“The most important thing in the Olympic Games is not to win but to take part, just as the most important thing in life is not the triumph but the struggle. The essential thing is not to have conquered but to have fought well.”
–The Olympic Creed
Competing at an invitational like Stanford that recruits and accepts the best athletes from across the country is an honor. It’s worthwhile to think about the Olympic creed as we prepare and evaluate our performances.
Our girls DMR team of Triya Roy, Bianca Young, Anjali Thontakudi and Sarah Feng joined a crowded field of some of the best distance programs on the West Coast, including Santa Cruz and Mari Friedman, Great Oak, Oak Ridge and the Denner twins, and St. Francis of Sacramento and Sydney Vandergriff, and others. Our girls got out hard and fought well and finished with a solid 14th place between Menlo-Atherton and Long Beach.
Monta Vista’s second team was the boys’ 4x400m relay of Eliot Lubomirsky, Peter Heydinger, Justin Lin and Jason Tsujimoto. This group has a tough act to follow after the CCS podium squad from 2017, yet our boys were less than two seconds off of last year’s performance at Stanford. We certainly have something to build upon after our 3:35 clocking on Saturday!

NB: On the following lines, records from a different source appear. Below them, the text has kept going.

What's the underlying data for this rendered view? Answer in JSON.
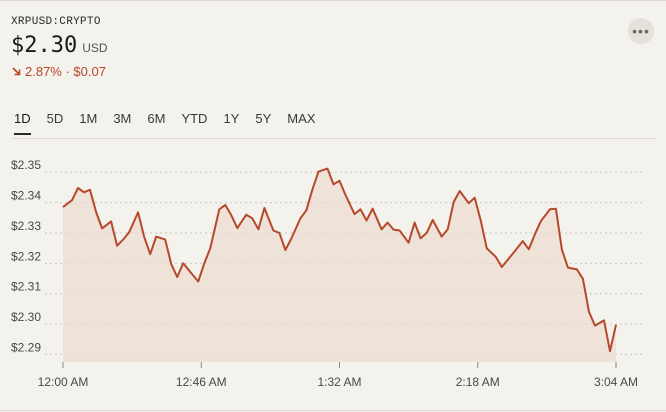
{
  "header": {
    "ticker": "XRPUSD:CRYPTO",
    "price": "$2.30",
    "currency": "USD",
    "change": "2.87% · $0.07",
    "more_label": "•••"
  },
  "tabs": [
    "1D",
    "5D",
    "1M",
    "3M",
    "6M",
    "YTD",
    "1Y",
    "5Y",
    "MAX"
  ],
  "active_tab": "1D",
  "colors": {
    "line": "#b6492b",
    "fill": "#ecdcd2",
    "down": "#b9462a",
    "grid": "#c9c7c1"
  },
  "chart_data": {
    "type": "area",
    "title": "",
    "xlabel": "",
    "ylabel": "",
    "ylim": [
      2.2875,
      2.356
    ],
    "y_ticks": [
      "$2.35",
      "$2.34",
      "$2.33",
      "$2.32",
      "$2.31",
      "$2.30",
      "$2.29"
    ],
    "x_ticks": [
      "12:00 AM",
      "12:46 AM",
      "1:32 AM",
      "2:18 AM",
      "3:04 AM"
    ],
    "series": [
      {
        "x_minutes": [
          0,
          3,
          5,
          7,
          9,
          11,
          13,
          16,
          18,
          20,
          22,
          25,
          27,
          29,
          31,
          34,
          36,
          38,
          40,
          42,
          45,
          47,
          49,
          52,
          54,
          56,
          58,
          61,
          63,
          65,
          67,
          70,
          72,
          74,
          76,
          79,
          81,
          83,
          85,
          88,
          90,
          92,
          94,
          97,
          99,
          101,
          103,
          106,
          108,
          110,
          112,
          115,
          117,
          119,
          121,
          123,
          126,
          128,
          130,
          132,
          135,
          137,
          139,
          141,
          144,
          146,
          148,
          150,
          153,
          155,
          157,
          159,
          162,
          164,
          166,
          168,
          171,
          173,
          175,
          177,
          180,
          182,
          184
        ],
        "values": [
          2.3385,
          2.3408,
          2.3448,
          2.3434,
          2.3442,
          2.3369,
          2.3315,
          2.3338,
          2.3258,
          2.3278,
          2.3302,
          2.3368,
          2.3288,
          2.323,
          2.3288,
          2.3278,
          2.3198,
          2.3155,
          2.32,
          2.3176,
          2.314,
          2.32,
          2.325,
          2.3378,
          2.3392,
          2.3358,
          2.3316,
          2.336,
          2.3348,
          2.3312,
          2.3382,
          2.3308,
          2.33,
          2.3244,
          2.3282,
          2.3348,
          2.3375,
          2.3444,
          2.3502,
          2.3512,
          2.346,
          2.3472,
          2.3425,
          2.3362,
          2.3378,
          2.3341,
          2.338,
          2.3312,
          2.3334,
          2.3311,
          2.3308,
          2.3268,
          2.3334,
          2.3282,
          2.33,
          2.3343,
          2.3288,
          2.3312,
          2.3402,
          2.3438,
          2.3398,
          2.3416,
          2.334,
          2.3249,
          2.3221,
          2.3188,
          2.3212,
          2.3236,
          2.3273,
          2.3246,
          2.3296,
          2.3339,
          2.3378,
          2.338,
          2.3245,
          2.3186,
          2.318,
          2.3149,
          2.304,
          2.2995,
          2.3012,
          2.2911,
          2.2998
        ]
      }
    ]
  }
}
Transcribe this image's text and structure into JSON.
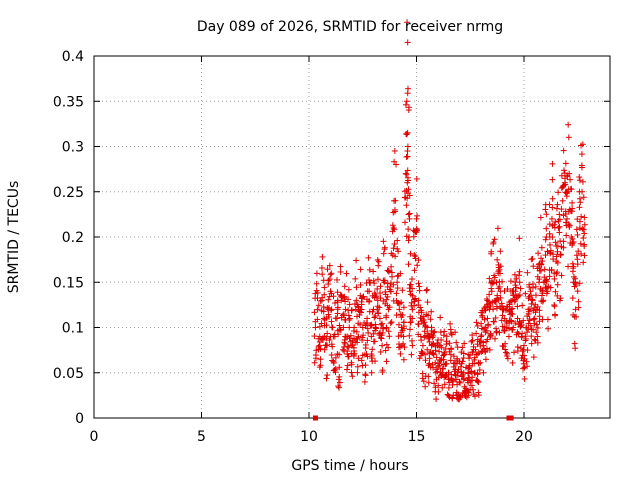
{
  "chart_data": {
    "type": "scatter",
    "title": "Day 089 of 2026, SRMTID for receiver nrmg",
    "xlabel": "GPS time / hours",
    "ylabel": "SRMTID / TECUs",
    "xlim": [
      0,
      24
    ],
    "ylim": [
      0,
      0.4
    ],
    "xticks": [
      0,
      5,
      10,
      15,
      20
    ],
    "xtick_labels": [
      "0",
      "5",
      "10",
      "15",
      "20"
    ],
    "yticks": [
      0,
      0.05,
      0.1,
      0.15,
      0.2,
      0.25,
      0.3,
      0.35,
      0.4
    ],
    "ytick_labels": [
      "0",
      "0.05",
      "0.1",
      "0.15",
      "0.2",
      "0.25",
      "0.3",
      "0.35",
      "0.4"
    ],
    "grid": true,
    "marker": "+",
    "color": "#e00000",
    "series": [
      {
        "name": "SRMTID",
        "x": [
          10.3,
          10.4,
          10.5,
          10.6,
          10.7,
          10.8,
          10.9,
          11.0,
          11.1,
          11.2,
          11.3,
          11.4,
          11.5,
          11.6,
          11.7,
          11.8,
          11.9,
          12.0,
          12.1,
          12.2,
          12.3,
          12.4,
          12.5,
          12.6,
          12.7,
          12.8,
          12.9,
          13.0,
          13.1,
          13.2,
          13.3,
          13.4,
          13.5,
          13.6,
          13.7,
          13.8,
          13.9,
          14.0,
          14.1,
          14.2,
          14.3,
          14.4,
          14.5,
          14.55,
          14.6,
          14.65,
          14.7,
          14.8,
          14.9,
          15.0,
          15.1,
          15.2,
          15.3,
          15.4,
          15.5,
          15.6,
          15.7,
          15.8,
          15.9,
          16.0,
          16.1,
          16.2,
          16.3,
          16.4,
          16.5,
          16.6,
          16.7,
          16.8,
          16.9,
          17.0,
          17.1,
          17.2,
          17.3,
          17.4,
          17.5,
          17.6,
          17.7,
          17.8,
          17.9,
          18.0,
          18.1,
          18.2,
          18.3,
          18.4,
          18.5,
          18.6,
          18.7,
          18.8,
          18.9,
          19.0,
          19.1,
          19.2,
          19.3,
          19.4,
          19.5,
          19.6,
          19.7,
          19.8,
          19.9,
          20.0,
          20.1,
          20.2,
          20.3,
          20.4,
          20.5,
          20.6,
          20.7,
          20.8,
          20.9,
          21.0,
          21.1,
          21.2,
          21.3,
          21.4,
          21.5,
          21.6,
          21.7,
          21.8,
          21.9,
          22.0,
          22.1,
          22.2,
          22.3,
          22.4,
          22.5,
          22.6,
          22.7,
          22.8
        ],
        "y": [
          0.1,
          0.12,
          0.09,
          0.13,
          0.11,
          0.08,
          0.12,
          0.14,
          0.1,
          0.09,
          0.11,
          0.07,
          0.13,
          0.1,
          0.12,
          0.09,
          0.11,
          0.08,
          0.1,
          0.13,
          0.09,
          0.12,
          0.1,
          0.07,
          0.11,
          0.14,
          0.09,
          0.12,
          0.1,
          0.13,
          0.11,
          0.08,
          0.15,
          0.1,
          0.12,
          0.14,
          0.18,
          0.23,
          0.15,
          0.12,
          0.1,
          0.09,
          0.27,
          0.35,
          0.3,
          0.2,
          0.14,
          0.11,
          0.18,
          0.22,
          0.13,
          0.09,
          0.08,
          0.07,
          0.1,
          0.06,
          0.08,
          0.07,
          0.05,
          0.06,
          0.08,
          0.05,
          0.07,
          0.06,
          0.05,
          0.07,
          0.04,
          0.06,
          0.05,
          0.04,
          0.06,
          0.05,
          0.03,
          0.05,
          0.04,
          0.06,
          0.05,
          0.07,
          0.06,
          0.09,
          0.08,
          0.1,
          0.11,
          0.12,
          0.14,
          0.15,
          0.13,
          0.16,
          0.14,
          0.12,
          0.11,
          0.1,
          0.09,
          0.12,
          0.1,
          0.14,
          0.11,
          0.15,
          0.09,
          0.08,
          0.1,
          0.12,
          0.14,
          0.13,
          0.11,
          0.12,
          0.15,
          0.17,
          0.13,
          0.18,
          0.14,
          0.2,
          0.22,
          0.16,
          0.19,
          0.21,
          0.18,
          0.24,
          0.26,
          0.22,
          0.27,
          0.2,
          0.15,
          0.12,
          0.17,
          0.21,
          0.25,
          0.19
        ]
      }
    ],
    "tick_marks_on_x_axis": [
      {
        "x": 10.3,
        "y": 0
      },
      {
        "x": 19.3,
        "y": 0
      },
      {
        "x": 19.4,
        "y": 0
      }
    ]
  }
}
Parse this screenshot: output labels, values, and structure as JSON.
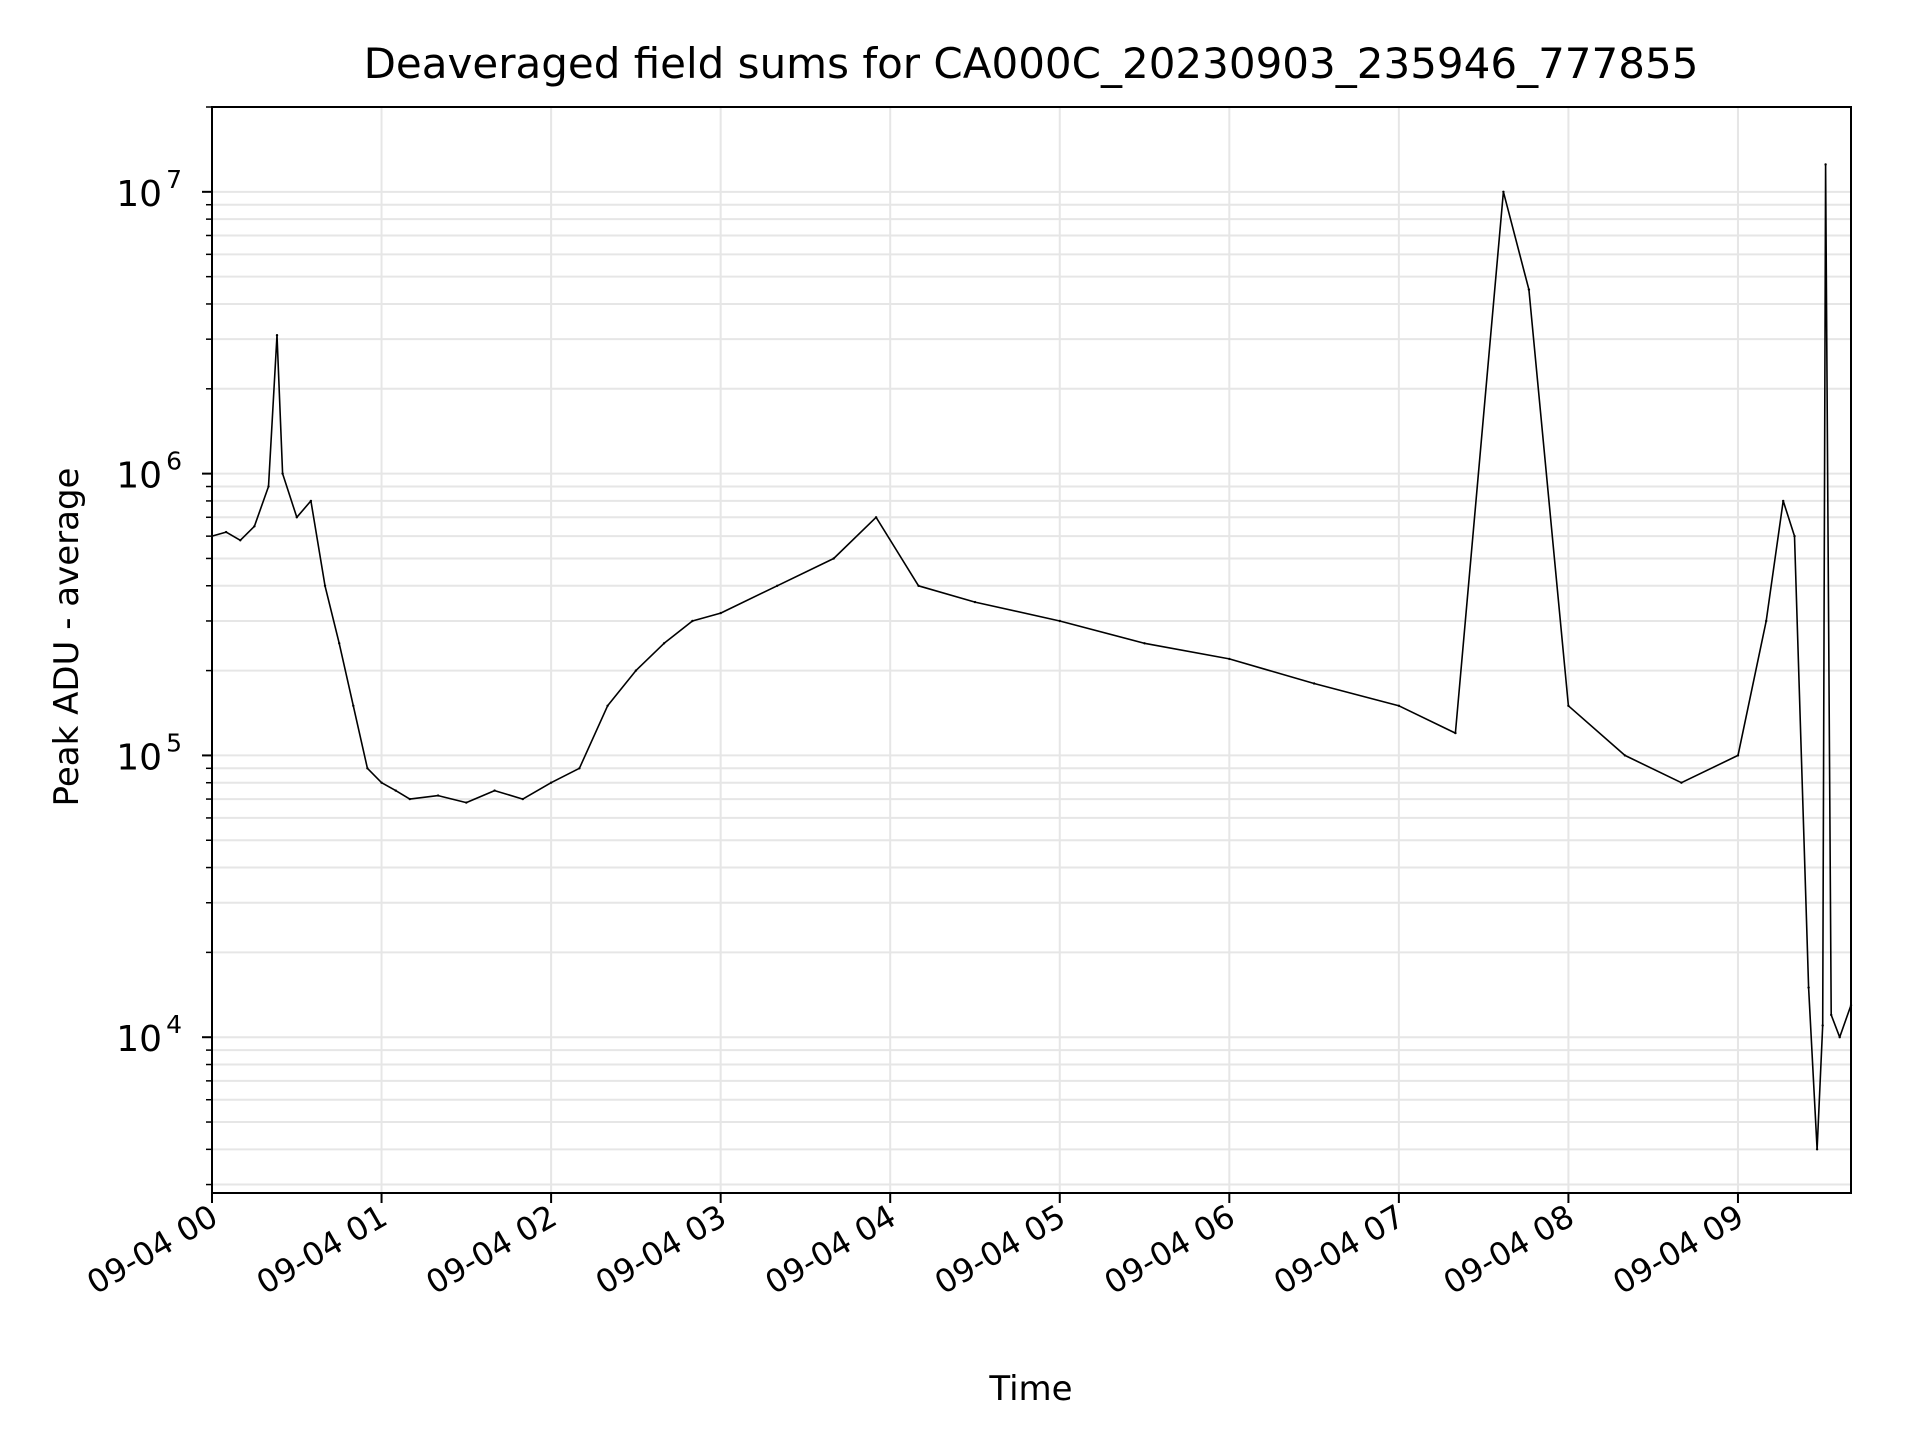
{
  "chart_data": {
    "type": "line",
    "title": "Deaveraged field sums for CA000C_20230903_235946_777855",
    "xlabel": "Time",
    "ylabel": "Peak ADU - average",
    "yscale": "log",
    "grid": true,
    "legend": "none",
    "line_color": "#000000",
    "grid_color": "#e6e6e6",
    "x_range": [
      "2023-09-04T00:00:00",
      "2023-09-04T09:40:00"
    ],
    "ylim": [
      2800,
      20000000
    ],
    "x_ticks": [
      {
        "t": "2023-09-04T00:00:00",
        "label": "09-04 00"
      },
      {
        "t": "2023-09-04T01:00:00",
        "label": "09-04 01"
      },
      {
        "t": "2023-09-04T02:00:00",
        "label": "09-04 02"
      },
      {
        "t": "2023-09-04T03:00:00",
        "label": "09-04 03"
      },
      {
        "t": "2023-09-04T04:00:00",
        "label": "09-04 04"
      },
      {
        "t": "2023-09-04T05:00:00",
        "label": "09-04 05"
      },
      {
        "t": "2023-09-04T06:00:00",
        "label": "09-04 06"
      },
      {
        "t": "2023-09-04T07:00:00",
        "label": "09-04 07"
      },
      {
        "t": "2023-09-04T08:00:00",
        "label": "09-04 08"
      },
      {
        "t": "2023-09-04T09:00:00",
        "label": "09-04 09"
      }
    ],
    "y_ticks": [
      {
        "value": 10000,
        "base": "10",
        "exp": "4"
      },
      {
        "value": 100000,
        "base": "10",
        "exp": "5"
      },
      {
        "value": 1000000,
        "base": "10",
        "exp": "6"
      },
      {
        "value": 10000000,
        "base": "10",
        "exp": "7"
      }
    ],
    "series": [
      {
        "values": [
          [
            "2023-09-04T00:00:00",
            600000
          ],
          [
            "2023-09-04T00:05:00",
            620000
          ],
          [
            "2023-09-04T00:10:00",
            580000
          ],
          [
            "2023-09-04T00:15:00",
            650000
          ],
          [
            "2023-09-04T00:20:00",
            900000
          ],
          [
            "2023-09-04T00:23:00",
            3100000
          ],
          [
            "2023-09-04T00:25:00",
            1000000
          ],
          [
            "2023-09-04T00:30:00",
            700000
          ],
          [
            "2023-09-04T00:35:00",
            800000
          ],
          [
            "2023-09-04T00:40:00",
            400000
          ],
          [
            "2023-09-04T00:45:00",
            250000
          ],
          [
            "2023-09-04T00:50:00",
            150000
          ],
          [
            "2023-09-04T00:55:00",
            90000
          ],
          [
            "2023-09-04T01:00:00",
            80000
          ],
          [
            "2023-09-04T01:05:00",
            75000
          ],
          [
            "2023-09-04T01:10:00",
            70000
          ],
          [
            "2023-09-04T01:20:00",
            72000
          ],
          [
            "2023-09-04T01:30:00",
            68000
          ],
          [
            "2023-09-04T01:40:00",
            75000
          ],
          [
            "2023-09-04T01:50:00",
            70000
          ],
          [
            "2023-09-04T02:00:00",
            80000
          ],
          [
            "2023-09-04T02:10:00",
            90000
          ],
          [
            "2023-09-04T02:20:00",
            150000
          ],
          [
            "2023-09-04T02:30:00",
            200000
          ],
          [
            "2023-09-04T02:40:00",
            250000
          ],
          [
            "2023-09-04T02:50:00",
            300000
          ],
          [
            "2023-09-04T03:00:00",
            320000
          ],
          [
            "2023-09-04T03:20:00",
            400000
          ],
          [
            "2023-09-04T03:40:00",
            500000
          ],
          [
            "2023-09-04T03:55:00",
            700000
          ],
          [
            "2023-09-04T04:10:00",
            400000
          ],
          [
            "2023-09-04T04:30:00",
            350000
          ],
          [
            "2023-09-04T05:00:00",
            300000
          ],
          [
            "2023-09-04T05:30:00",
            250000
          ],
          [
            "2023-09-04T06:00:00",
            220000
          ],
          [
            "2023-09-04T06:30:00",
            180000
          ],
          [
            "2023-09-04T07:00:00",
            150000
          ],
          [
            "2023-09-04T07:20:00",
            120000
          ],
          [
            "2023-09-04T07:37:00",
            10000000
          ],
          [
            "2023-09-04T07:46:00",
            4500000
          ],
          [
            "2023-09-04T08:00:00",
            150000
          ],
          [
            "2023-09-04T08:20:00",
            100000
          ],
          [
            "2023-09-04T08:40:00",
            80000
          ],
          [
            "2023-09-04T09:00:00",
            100000
          ],
          [
            "2023-09-04T09:10:00",
            300000
          ],
          [
            "2023-09-04T09:16:00",
            800000
          ],
          [
            "2023-09-04T09:20:00",
            600000
          ],
          [
            "2023-09-04T09:25:00",
            15000
          ],
          [
            "2023-09-04T09:28:00",
            4000
          ],
          [
            "2023-09-04T09:30:00",
            11000
          ],
          [
            "2023-09-04T09:31:00",
            12500000
          ],
          [
            "2023-09-04T09:33:00",
            12000
          ],
          [
            "2023-09-04T09:36:00",
            10000
          ],
          [
            "2023-09-04T09:40:00",
            13000
          ]
        ]
      }
    ]
  }
}
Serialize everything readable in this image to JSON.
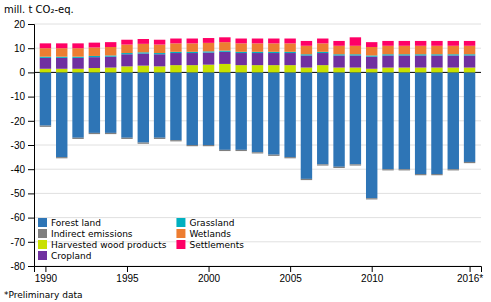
{
  "chart_data": {
    "type": "bar",
    "stacked": true,
    "x": [
      1990,
      1991,
      1992,
      1993,
      1994,
      1995,
      1996,
      1997,
      1998,
      1999,
      2000,
      2001,
      2002,
      2003,
      2004,
      2005,
      2006,
      2007,
      2008,
      2009,
      2010,
      2011,
      2012,
      2013,
      2014,
      2015,
      2016
    ],
    "xlim": [
      1989.3,
      2016.7
    ],
    "xticks": [
      1990,
      1995,
      2000,
      2005,
      2010,
      {
        "value": 2016,
        "label": "2016*"
      }
    ],
    "ylim": [
      -80,
      20
    ],
    "yticks": [
      -80,
      -70,
      -60,
      -50,
      -40,
      -30,
      -20,
      -10,
      0,
      10,
      20
    ],
    "y_label": "mill. t CO₂-eq.",
    "annotations": [
      "*Preliminary data"
    ],
    "grid": true,
    "legend": "lower left",
    "series": [
      {
        "name": "Forest land",
        "color": "#2e75b6",
        "values": [
          -22,
          -35,
          -27,
          -25,
          -25,
          -27,
          -29,
          -27,
          -28,
          -30,
          -30,
          -32,
          -32,
          -33,
          -34,
          -35,
          -44,
          -38,
          -39,
          -38,
          -52,
          -40,
          -40,
          -42,
          -42,
          -40,
          -37
        ]
      },
      {
        "name": "Indirect emissions",
        "color": "#7f7f7f",
        "values": [
          -0.5,
          -0.5,
          -0.5,
          -0.5,
          -0.5,
          -0.5,
          -0.5,
          -0.5,
          -0.5,
          -0.5,
          -0.5,
          -0.5,
          -0.5,
          -0.5,
          -0.5,
          -0.5,
          -0.5,
          -0.5,
          -0.5,
          -0.5,
          -0.5,
          -0.5,
          -0.5,
          -0.5,
          -0.5,
          -0.5,
          -0.5
        ]
      },
      {
        "name": "Harvested wood products",
        "color": "#c9e000",
        "values": [
          1.5,
          1.5,
          1.5,
          1.8,
          2.0,
          2.5,
          2.8,
          2.5,
          3.0,
          3.0,
          3.2,
          3.5,
          3.0,
          3.0,
          3.0,
          3.0,
          2.0,
          3.0,
          2.0,
          2.0,
          1.5,
          2.0,
          2.0,
          2.0,
          2.0,
          2.0,
          2.0
        ]
      },
      {
        "name": "Cropland",
        "color": "#7030a0",
        "values": [
          4.5,
          4.5,
          4.5,
          4.5,
          4.5,
          5.0,
          5.0,
          5.0,
          5.0,
          5.0,
          5.0,
          5.0,
          5.0,
          5.0,
          5.0,
          5.0,
          5.0,
          5.0,
          5.0,
          5.0,
          5.0,
          5.0,
          5.0,
          5.0,
          5.0,
          5.0,
          5.0
        ]
      },
      {
        "name": "Grassland",
        "color": "#00b0c0",
        "values": [
          0.5,
          0.5,
          0.5,
          0.5,
          0.5,
          0.5,
          0.5,
          0.5,
          0.5,
          0.5,
          0.5,
          0.5,
          0.5,
          0.5,
          0.5,
          0.5,
          0.5,
          0.5,
          0.5,
          0.5,
          0.5,
          0.5,
          0.5,
          0.5,
          0.5,
          0.5,
          0.5
        ]
      },
      {
        "name": "Wetlands",
        "color": "#ed7d31",
        "values": [
          3.5,
          3.5,
          3.5,
          3.5,
          3.5,
          3.5,
          3.5,
          3.5,
          3.5,
          3.5,
          3.5,
          3.5,
          3.5,
          3.5,
          3.5,
          3.5,
          3.5,
          3.5,
          3.5,
          3.5,
          3.5,
          3.5,
          3.5,
          3.5,
          3.5,
          3.5,
          3.5
        ]
      },
      {
        "name": "Settlements",
        "color": "#ff0066",
        "values": [
          2.0,
          2.0,
          2.0,
          2.0,
          2.0,
          2.0,
          2.0,
          2.0,
          2.0,
          2.0,
          2.0,
          2.0,
          2.0,
          2.0,
          2.0,
          2.0,
          2.0,
          2.0,
          2.0,
          3.5,
          2.0,
          2.0,
          2.0,
          2.0,
          2.0,
          2.0,
          2.0
        ]
      }
    ]
  }
}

We don’t have to walk into every competition thinking ‘we could win this thing’ in order to do well. Like the Olympics, sometimes the essential thing is to truly take part–not just go through the motions, but put our hearts into the effort to do our best. The essential thing is the struggle, in all our lives. We don’t need to walk into every class thinking ‘I need to get the best grade of anyone in this class’, it’s usually going to be more productive (and less stressful) if our approach is ‘I want to learn a lot in this class’ or ‘I want to give my best effort here’ or ‘I wonder what I’m going to learn this semester?’ If we are accepted to Harvard, we don’t need to go to Harvard thinking ‘I am going to be the most brilliant student here’. What we could be doing is thinking, ‘I wonder what this experience is going to be like? I can’t wait to find out!’ or ‘What can I learn from this experience, what can I take from this experience, how can I get the most out of this experience?’. Most of the time, if we give our best effort, we will get something valuable back that we did not expect. I saw that from MVTF18 once again this weekend at Stanford.
Complete results are posted and there are photos of the entire event (not only Monta Vista athletes) posted here.
Monta Vista DMR team chatting with Emma Seyer, MVTF/MVXC 2014 and current member of the UC Berkeley track & field team. The next day, Emma won the women’s collegiate hammer throw competition while setting a new personal record.